There’s been a few news stories that have highlighted how maintenance of some major open-source projects is down to a single person, and I’ve seen some people say there’s a preference to do rewrites “with modern tools” rather than invest in old code-bases. Sounds like madness to me.
Seeing as “Maintain it in Zig” has been one of Zig mantras I was wondering if anybody was aware of a project that was being successful doing just that. It’d be nice to be able to point people to example that’s different to just a complete rewrite. Ideally I’d be looking for something that:
Is historically a C project with a good level of investment in the code base.
Has the build system replaced with build.zig
Has started an incremental resolution of issues using Zig.
Neovim is at stage 2, if you look at their repo they have a build.zig. I believe they are interested in moving away from C and also they don’t seem to like Rust much, so Zig would be a viable candidate. But if that will happen, it will take some time, as they have not yet fully replaced their other build scripts with the build.zig (which currently in beta essentially, afaik).
In my experience, build scripts tend to break with every Zig version update, requiring minor rewrites. Not a big deal for a Zig project, but annoying when maintaining a non-Zig project when your build system has breaking changes every 6 months. I expect Zig will become a more appealing build system for C projects after 1.0.
There is nothing wrong with sticking to a specific zig version, especially when only using the build system.
And only updating every few versions/when a beneficial change or feature is added.

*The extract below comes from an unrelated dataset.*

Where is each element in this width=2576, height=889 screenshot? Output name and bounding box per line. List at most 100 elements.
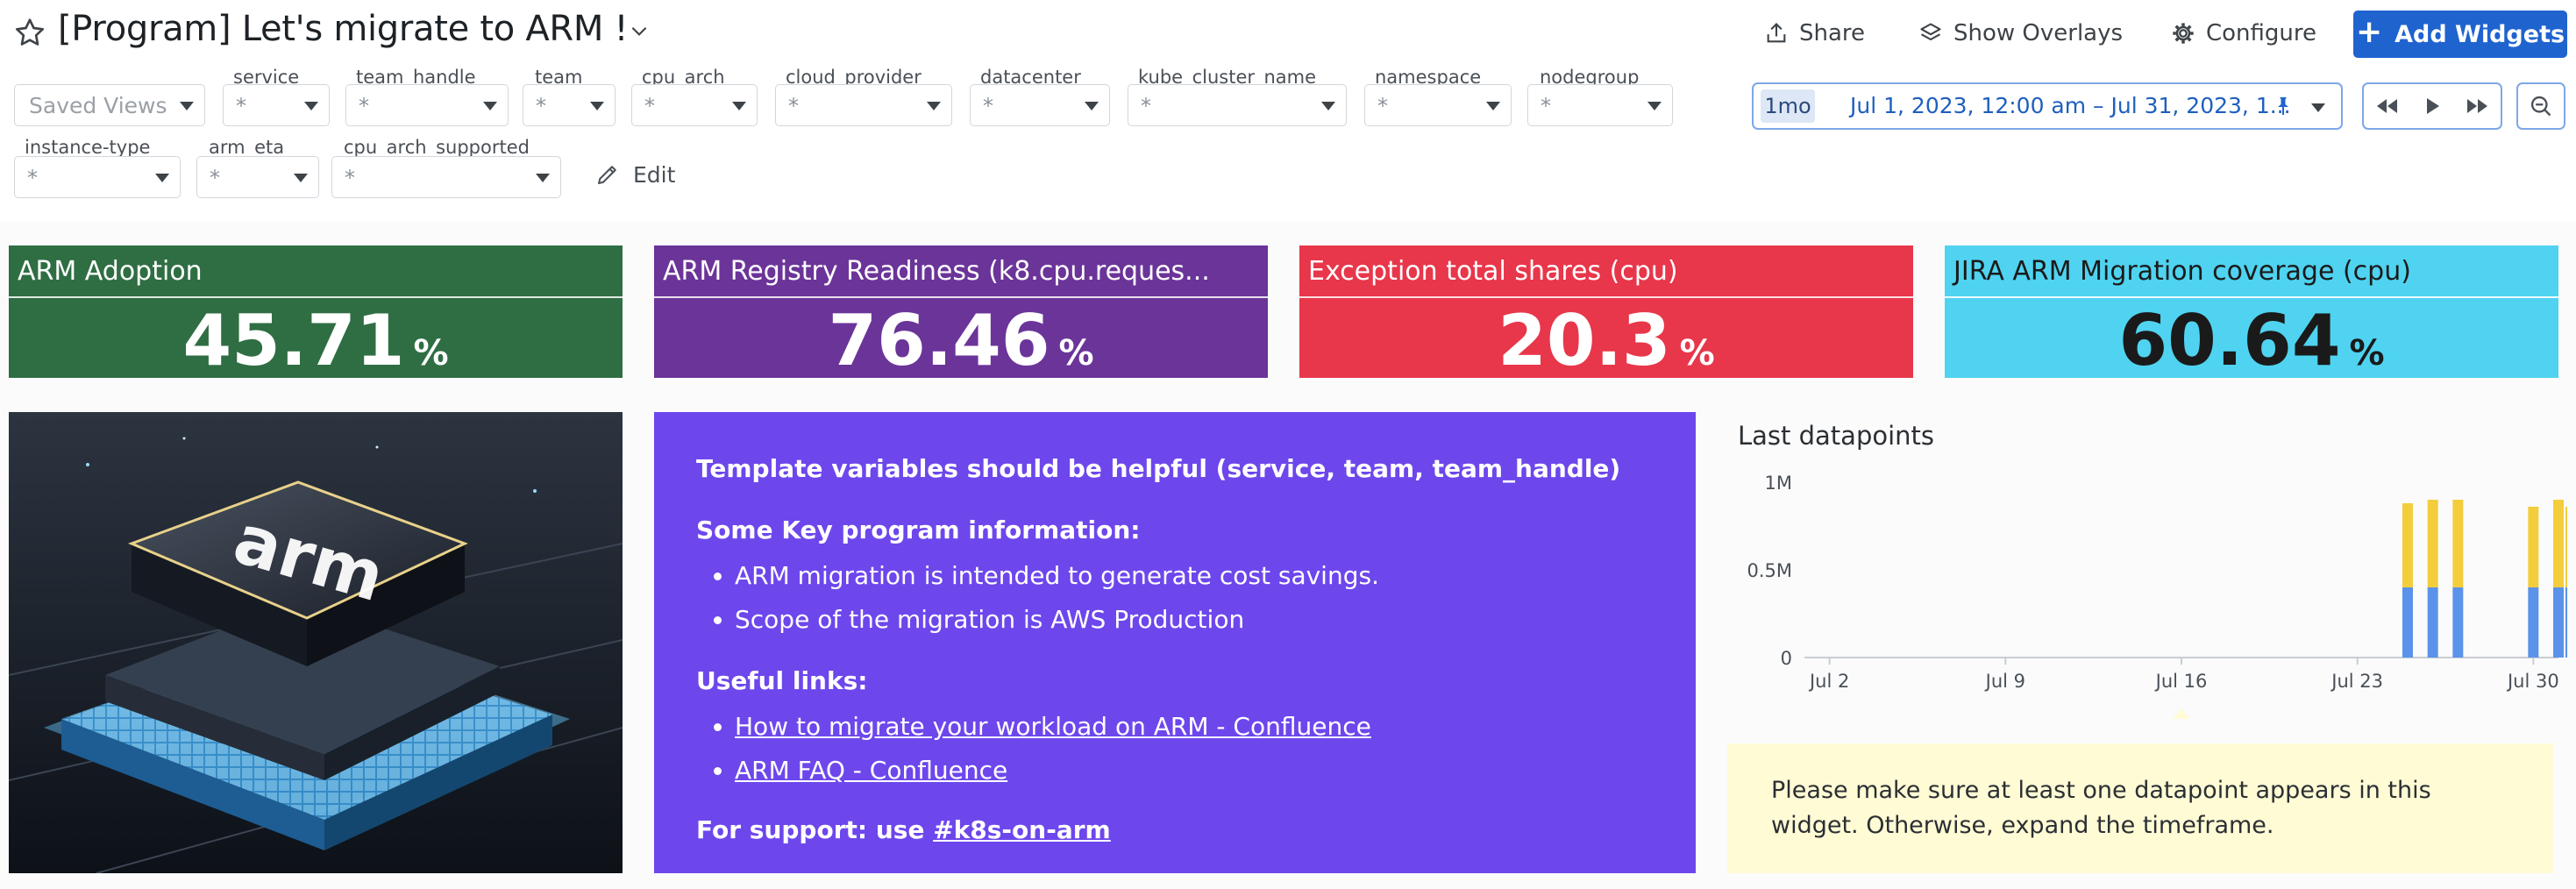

I agree, and when I used Zig as the build system for a C++ project on a job last year, I bundled 0.14 right into the repo rather than using the system Zig version. Still, most people want to be able to update their dependencies (build system, libraries, etc) to get the latest bug fixes without rewrites, and tend to view regular, breaking changes as a problem.
I think the most compelling reason to use build.zig for non-zig projects is that it makes them easy to use as dependencies for other build.zig projects, but this won’t work if the projects require different zig versions.
I wasn’t really thinking that the build system was the heart of what I was asking. More just a step along the way. I’m thinking of the situation where you have a C code base and you start incrementalally replacing the C with with Zig.
Is it really that because the language isn’t stable, this isn’t a practical method yet?
Probably the effort without any immediate gains dissuades a lot of people.
I personally started using zig, because I wanted to write some C code for a STM32 project of a colleague. For that case zig was the best option:
I did not have the micro controller at hand and I did not have any native C tool chain installed
the built in testing capabilities were great in that case for “test driven development”
last but not least, I could install it now instead of asking the IT department for permission and then wait for an admin password
But I doubt I would have been able to port the whole project to a zig tool chain (or microzig). I never even thought about it. That simply would have been too much work, if even possible. Also, my colleagues would not have been too thrilled Maybe, I should try something similar now that I know a bit more!